Ayn Rand tenta se reapropriar da palavra “egoísmo”. Ela argumenta que ser racionalmente egoísta, ser autocentrado e viver a melhor vida que você puder é bom para você e para todos. Porque é assim que a humanidade prospera. O “valor padrão” é você mesmo. A boa ação humana não requer sacrifício. É por isso que você precisa estar totalmente preocupado consigo mesmo. É a sua única vida. Ela vai acabar em breve. Você vai morrer para sempre. Precisa tirar o máximo proveito da vida. Há dois significados ocultos no egoísmo — ela chama de um “pacote”. A primeira perspectiva é estar preocupado consigo mesmo. Você diria que é algo ruim? Pensar que é importante escovar os dentes, se alimentar. Não é ruim, é importante estar preocupado consigo mesmo. Mas, com o tempo, foi se encaixando a ideia de que o egoísmo envolve uma irracionalidade na maneira como você lida com isso, que você vai machucar alguém, e assim por diante. Ayn Rand quis retomar o verdadeiro significado do egoísmo: estar preocupado consigo mesmo. O que ela identificou é que muitas das guerras filosóficas foram criadas pela mudança do significado das palavras. As palavras são ferramentas do pensamento. E, se não forem afiadas como uma faca, não vão atravessar a realidade como deveriam.
Seria essa preocupação constante consigo mesmo o caminho para a felicidade?

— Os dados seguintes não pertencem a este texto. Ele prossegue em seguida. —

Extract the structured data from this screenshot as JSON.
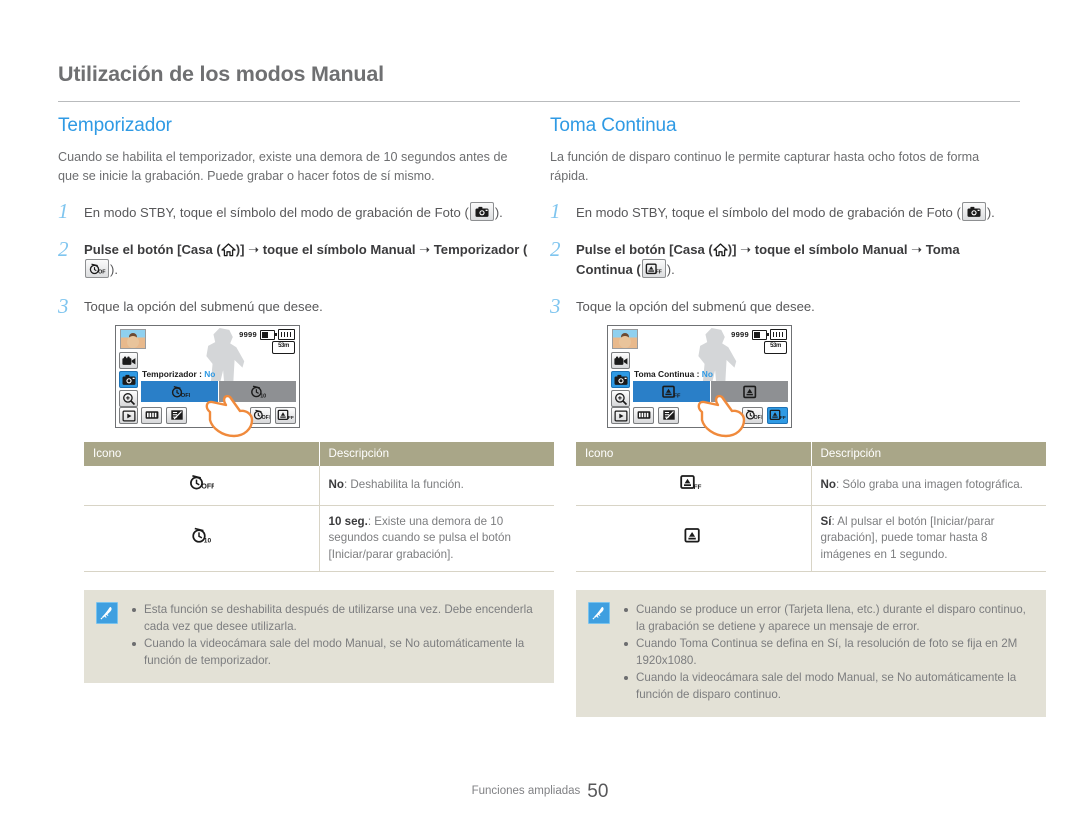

O objetivo de cada um é a felicidade. É uma etapa de consciência que advém do alcance dos seus valores. Não é estar feliz na segunda-feira e sentindo-se péssimo na sexta: se você é feliz, esse é um estado de espírito. Você sabe que sua vida está indo em uma boa direção. Por outro lado, se alguém o machuca… Se há alguém em situação de pobreza na rua e você não tem dinheiro o suficiente para se alimentar, você não tem a obrigação moral de alimentá-lo. Você tem a obrigação de se alimentar. No avião, por que pedem para colocarmos as máscaras de oxigênio em nós mesmos antes de qualquer outra pessoa? Muitos gostam de retratar Ayn Rand como “a filósofa egoísta”. Mas o que ela quis mesmo dizer é que a única maneira de você viver a vida de maneira próspera é ser tão egoísta quanto possível. Assim, tudo ao nosso redor vai ser melhor. Até para os pobres. Eu prefiro ser pobre na economia mais próspera e capitalista do que alguém rico em um país coletivista. Quanto maior a diferença entre os ricos e os pobres, melhor a vida das pessoas em geral. Quanto maior a desigualdade, melhor é a vida. Se você realmente entende filosofia, vê que os socialistas fazem algo imoral e mau: propagam o sofrimento humano. Eles preferem machucar todos do que permitir que as pessoas vivam em um sistema de justiça, em que você consegue o que merece.